I wish someone would show me an example of aspect-oriented programming that isn't logging. This is nearly a "perma-post on blogs and newsgroups discussing AOP. People say it, but it ain't so. Many published examples of AOP aren't logging, and serious AOP proponents rarely use it as an example anymore, but this perma-post somehow clings to life.
The existing AOP books go way beyond logging, but it's fair to say they haven't gone far enough. No significant examples of using AOP are yet available, reflecting a paucity of material to help typical developers begin using AOP in a systematic way.
However, we've got two new contenders: a pair of books that advance the literature to help you learn AOP. One shows, in a concrete way, what it's like to build enterprise applications using AOP. The other presents a systematic methodology for designing systems intended to be implemented with AOP.
AOP in Enterprise Java Applications
Eclipse AspectJ: Aspect-Oriented Programming with AspectJ and the Eclipse AspectJ Development Tools (Addison-Wesley 2004), written by Adrian Colyer and other members of the AspectJ development team at IBM Hursley Park, provides a concrete walkthrough of developing applications with AOP. The book is particularly useful for developers who, after seeing smaller aspect examples, find AOP attractive but are unsure how to integrate it into their development practice.
The book's main application is a simple insurance system written using Java, AspectJ, Hibernate, JMX, Spring, JUnit and Eclipse. A number of concrete aspects arise in its development, including notification, various forms of exception handling, persistence using Hibernate, application management, business rule validation and architecture enforcement.
Eclipse AspectJ also provides a clear demonstration of the actual development of the application: setting up the file and project structure, integration of aspects and unit testing, aspect configuration management, and debugging of aspect code. If you want to see how a real AOP project works in the presence of really good IDE support, this book is a must-read.
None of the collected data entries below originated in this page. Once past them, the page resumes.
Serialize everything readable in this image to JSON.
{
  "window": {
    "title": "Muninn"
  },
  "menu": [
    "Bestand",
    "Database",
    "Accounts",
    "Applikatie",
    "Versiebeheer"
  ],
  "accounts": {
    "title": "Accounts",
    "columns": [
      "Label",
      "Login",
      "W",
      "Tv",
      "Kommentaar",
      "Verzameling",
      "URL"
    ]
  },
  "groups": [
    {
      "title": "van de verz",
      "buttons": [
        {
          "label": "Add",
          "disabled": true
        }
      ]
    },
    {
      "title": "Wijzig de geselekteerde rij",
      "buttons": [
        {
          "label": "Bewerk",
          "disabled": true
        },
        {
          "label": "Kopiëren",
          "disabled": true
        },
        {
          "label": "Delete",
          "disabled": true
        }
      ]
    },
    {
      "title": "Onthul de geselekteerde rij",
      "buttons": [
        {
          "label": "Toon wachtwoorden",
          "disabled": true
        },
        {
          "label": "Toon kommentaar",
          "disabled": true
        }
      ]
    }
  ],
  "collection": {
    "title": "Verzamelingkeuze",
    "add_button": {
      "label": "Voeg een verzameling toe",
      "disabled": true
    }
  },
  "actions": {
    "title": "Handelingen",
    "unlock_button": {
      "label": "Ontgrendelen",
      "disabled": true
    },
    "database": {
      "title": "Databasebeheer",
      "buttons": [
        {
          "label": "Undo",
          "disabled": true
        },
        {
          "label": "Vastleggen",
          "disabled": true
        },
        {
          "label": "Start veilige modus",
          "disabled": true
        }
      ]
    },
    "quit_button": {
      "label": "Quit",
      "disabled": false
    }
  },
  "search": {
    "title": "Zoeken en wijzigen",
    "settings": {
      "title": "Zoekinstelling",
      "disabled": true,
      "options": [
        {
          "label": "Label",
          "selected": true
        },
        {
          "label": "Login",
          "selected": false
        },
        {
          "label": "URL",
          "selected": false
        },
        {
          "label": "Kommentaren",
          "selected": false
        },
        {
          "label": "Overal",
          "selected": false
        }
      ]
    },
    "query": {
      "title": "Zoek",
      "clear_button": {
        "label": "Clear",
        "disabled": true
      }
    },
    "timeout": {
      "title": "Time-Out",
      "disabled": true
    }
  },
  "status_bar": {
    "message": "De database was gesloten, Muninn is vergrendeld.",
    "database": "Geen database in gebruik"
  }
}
Eclipse AspectJ also covers a number of more subtle AOP issues with discussions of what to name aspects and pointcuts, how to factor aspects and pointcuts, exploring the parallels between static and dynamic pointcuts, and overloading and overriding.
An AOP Design Methodology
Ivar Jacobson and Pan-Wei Ng's Aspect-Oriented Software Development with Use Cases (Addison-Wesley, 2004) offers a new take on use case--oriented design. The key idea? Use cases crosscut components, and aspects crosscut components, so use cases and aspects should fit hand-in-glove. The book shows how you can use aspects to preserve the modularity of use cases through different levels of design model all the way down to the code. It represents a significant proposal for a comprehensive approach to designing and implementing with aspects.
This book speaks directly to some of the most common questions about AOP: How should aspects be incorporated at the design level? How should you identify aspects?
One theme distinguishes between what Jacobson and Ng call peer use cases and extension use cases, offering insight about when to use aspects as part of a system's core functionality and when to use them as an extension mechanism. The book's methodology addresses structuring of use cases, and how that maps down to structuring aspects in the implementation.
Of course, neither of these books is perfect. AOP, AOP tools and our understanding of how to use AOP are still evolving, and we should expect that the tools, techniques and methods described in these books will improve with time. In a few years, we'll have new and improved books on these topics. But today, these books represent a real advance, and they're a must-have to help you make practical use of AOP.
Gregor Kiczales led the Xerox PARC teams that developed aspect-oriented programming and AspectJ, and is an AOP consultant and instructor based in Vancouver.